Monday, June 14, 2010

Crossing Oceans by Gina Holmes


Gina Holmes's well-written debut novel is making a splash with readers and writers alike. Here's a look at the summary:

Jenny Lucas swore she'd never go home again. But being told you're dying has a way of changing things. Years after she left, she and her five-year-old daughter, Isabella, must return to her sleepy North Carolina town to face the ghosts she left behind. They welcome her in the form of her oxygen tank-toting grandmother, her stoic and distant father, and David, Isabella's dad . . . who doesn't yet know he has a daughter. As Jenny navigates the rough and unknown waters of her new reality, the unforgettable story that unfolds is a testament to the power of love and its ability to change everything-to heal old hurts, bring new beginnings . . . even overcome the impossible. A stunning debut about love and loss from a talented new voice.

And now my review:

This book was an intense look inside and through the eyes of a loving and sacrificial mother. As a mom myself, I related with the relational aspects of this story as the heroine interacted with her dearly-loved daughter. Gina painted the mom with wisdom and I could feel her affection for her child. One aspect I didn’t appreciate as much was the heroine’s passivity where her other relationships were concerned. This grated on me and almost caused me to give up on reading the book a few times in the course of its pages.

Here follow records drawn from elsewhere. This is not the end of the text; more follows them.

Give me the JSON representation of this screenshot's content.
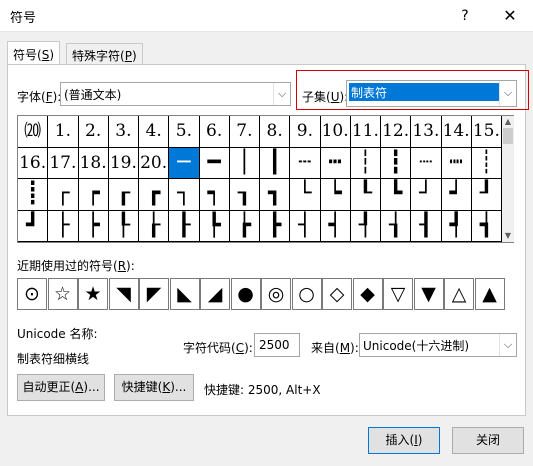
{
  "dialog": {
    "title": "符号",
    "help_glyph": "?",
    "close_glyph": "✕"
  },
  "tabs": [
    {
      "label": "符号(",
      "hotkey": "S",
      "suffix": ")"
    },
    {
      "label": "特殊字符(",
      "hotkey": "P",
      "suffix": ")"
    }
  ],
  "font": {
    "label": "字体(",
    "hotkey": "F",
    "suffix": "):",
    "value": "(普通文本)"
  },
  "subset": {
    "label": "子集(",
    "hotkey": "U",
    "suffix": "):",
    "value": "制表符"
  },
  "symbol_grid": {
    "rows": [
      [
        "⒇",
        "1.",
        "2.",
        "3.",
        "4.",
        "5.",
        "6.",
        "7.",
        "8.",
        "9.",
        "10.",
        "11.",
        "12.",
        "13.",
        "14.",
        "15."
      ],
      [
        "16.",
        "17.",
        "18.",
        "19.",
        "20.",
        "─",
        "━",
        "│",
        "┃",
        "┄",
        "┅",
        "┆",
        "┇",
        "┈",
        "┉",
        "┊"
      ],
      [
        "┋",
        "┌",
        "┍",
        "┎",
        "┏",
        "┐",
        "┑",
        "┒",
        "┓",
        "└",
        "┕",
        "┖",
        "┗",
        "┘",
        "┙",
        "┚"
      ],
      [
        "┛",
        "├",
        "┝",
        "┞",
        "┟",
        "┠",
        "┡",
        "┢",
        "┣",
        "┤",
        "┥",
        "┦",
        "┧",
        "┨",
        "┩",
        "┪"
      ]
    ],
    "selected": "─"
  },
  "recent": {
    "label": "近期使用过的符号(",
    "hotkey": "R",
    "suffix": "):",
    "symbols": [
      "⊙",
      "☆",
      "★",
      "◥",
      "◤",
      "◣",
      "◢",
      "●",
      "◎",
      "○",
      "◇",
      "◆",
      "▽",
      "▼",
      "△",
      "▲"
    ]
  },
  "unicode_name_label": "Unicode 名称:",
  "unicode_name_value": "制表符细横线",
  "char_code": {
    "label": "字符代码(",
    "hotkey": "C",
    "suffix": "):",
    "value": "2500"
  },
  "from": {
    "label": "来自(",
    "hotkey": "M",
    "suffix": "):",
    "value": "Unicode(十六进制)"
  },
  "buttons": {
    "autocorrect": {
      "label": "自动更正(",
      "hotkey": "A",
      "suffix": ")..."
    },
    "shortcut": {
      "label": "快捷键(",
      "hotkey": "K",
      "suffix": ")..."
    },
    "insert": {
      "label": "插入(",
      "hotkey": "I",
      "suffix": ")"
    },
    "close": {
      "label": "关闭"
    }
  },
  "shortcut_info": "快捷键: 2500, Alt+X"
}
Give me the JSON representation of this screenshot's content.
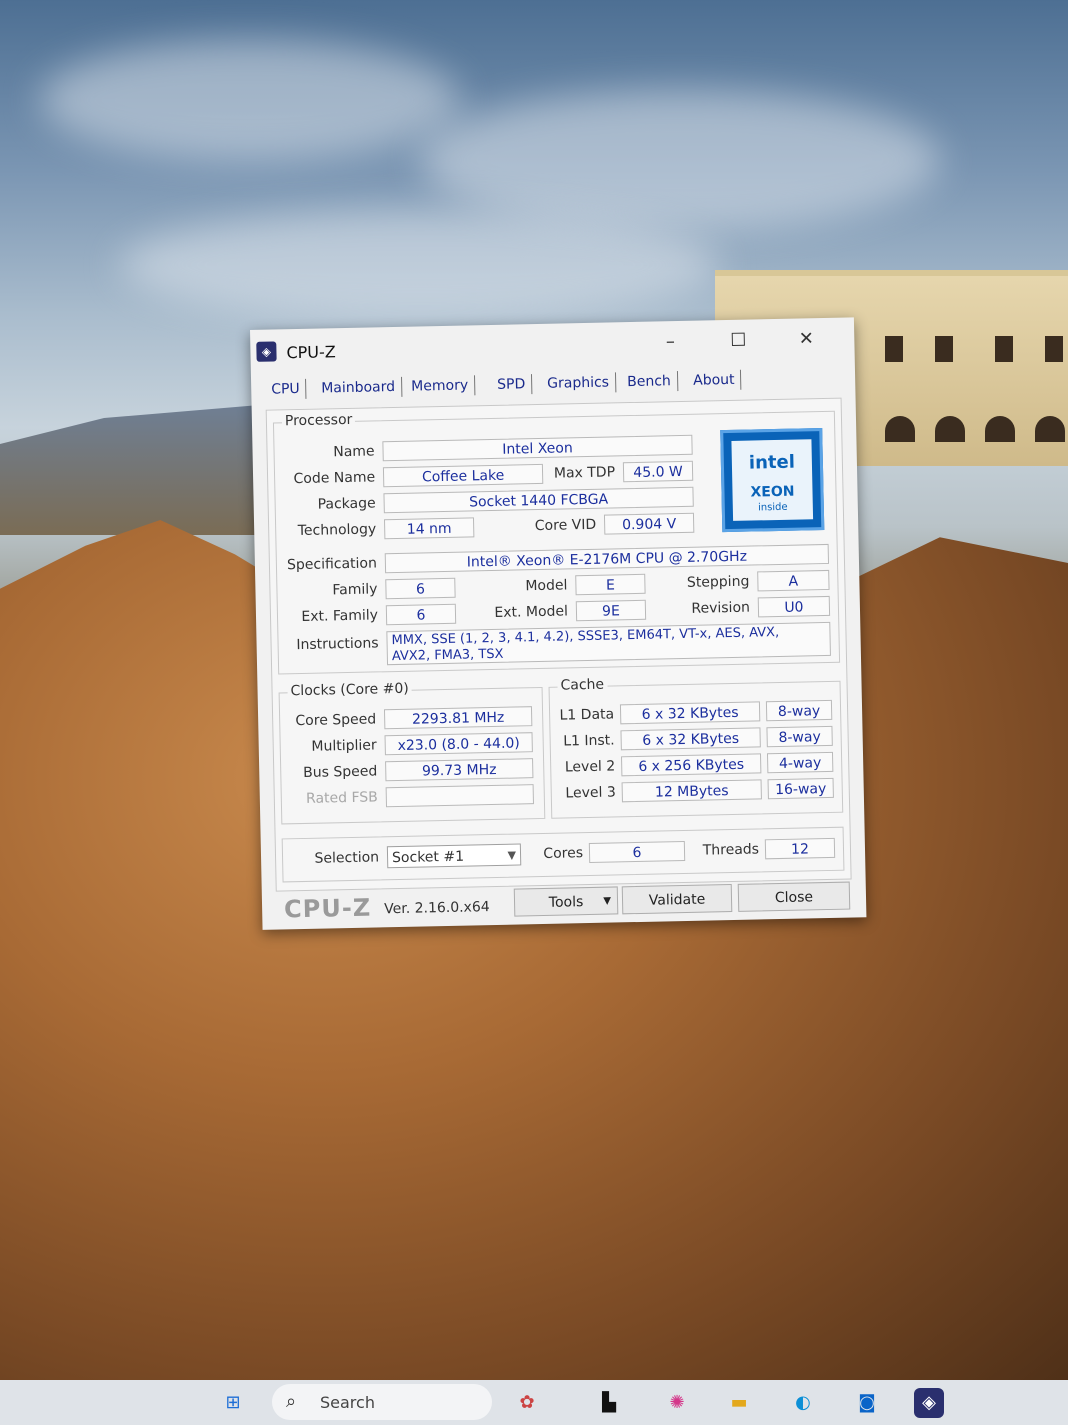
{
  "window": {
    "title": "CPU-Z"
  },
  "tabs": [
    "CPU",
    "Mainboard",
    "Memory",
    "SPD",
    "Graphics",
    "Bench",
    "About"
  ],
  "processor": {
    "group_label": "Processor",
    "name_label": "Name",
    "name": "Intel Xeon",
    "code_name_label": "Code Name",
    "code_name": "Coffee Lake",
    "max_tdp_label": "Max TDP",
    "max_tdp": "45.0 W",
    "package_label": "Package",
    "package": "Socket 1440 FCBGA",
    "technology_label": "Technology",
    "technology": "14 nm",
    "core_vid_label": "Core VID",
    "core_vid": "0.904 V",
    "specification_label": "Specification",
    "specification": "Intel® Xeon® E-2176M  CPU @ 2.70GHz",
    "family_label": "Family",
    "family": "6",
    "model_label": "Model",
    "model": "E",
    "stepping_label": "Stepping",
    "stepping": "A",
    "ext_family_label": "Ext. Family",
    "ext_family": "6",
    "ext_model_label": "Ext. Model",
    "ext_model": "9E",
    "revision_label": "Revision",
    "revision": "U0",
    "instructions_label": "Instructions",
    "instructions_line1": "MMX, SSE (1, 2, 3, 4.1, 4.2), SSSE3, EM64T, VT-x, AES, AVX,",
    "instructions_line2": "AVX2, FMA3, TSX"
  },
  "badge": {
    "brand": "intel",
    "line": "XEON",
    "sub": "inside"
  },
  "clocks": {
    "group_label": "Clocks (Core #0)",
    "core_speed_label": "Core Speed",
    "core_speed": "2293.81 MHz",
    "multiplier_label": "Multiplier",
    "multiplier": "x23.0 (8.0 - 44.0)",
    "bus_speed_label": "Bus Speed",
    "bus_speed": "99.73 MHz",
    "rated_fsb_label": "Rated FSB",
    "rated_fsb": ""
  },
  "cache": {
    "group_label": "Cache",
    "l1_data_label": "L1 Data",
    "l1_data": "6 x 32 KBytes",
    "l1_data_way": "8-way",
    "l1_inst_label": "L1 Inst.",
    "l1_inst": "6 x 32 KBytes",
    "l1_inst_way": "8-way",
    "level2_label": "Level 2",
    "level2": "6 x 256 KBytes",
    "level2_way": "4-way",
    "level3_label": "Level 3",
    "level3": "12 MBytes",
    "level3_way": "16-way"
  },
  "selection": {
    "selection_label": "Selection",
    "socket": "Socket #1",
    "cores_label": "Cores",
    "cores": "6",
    "threads_label": "Threads",
    "threads": "12"
  },
  "footer": {
    "logo": "CPU-Z",
    "version": "Ver. 2.16.0.x64",
    "tools": "Tools",
    "validate": "Validate",
    "close": "Close"
  },
  "taskbar": {
    "search_placeholder": "Search"
  }
}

Just when the emotional undertow would begin to pull me under, the author surprised me with a plot twist which kept me reading through the painful emotions to see how she would work it out. This novel is impressive for a debut. Gina is obviously a good storyteller. The preview of her next book Dry as Rain from the back of the book is very intriguing. I get the feeling that all of Gina’s books will be emotional rides, just as Crossing Oceans was. It’s a challenge to write like this, and I believe Gina has mastered the technique. I look forward to reading more books by Gina Holmes.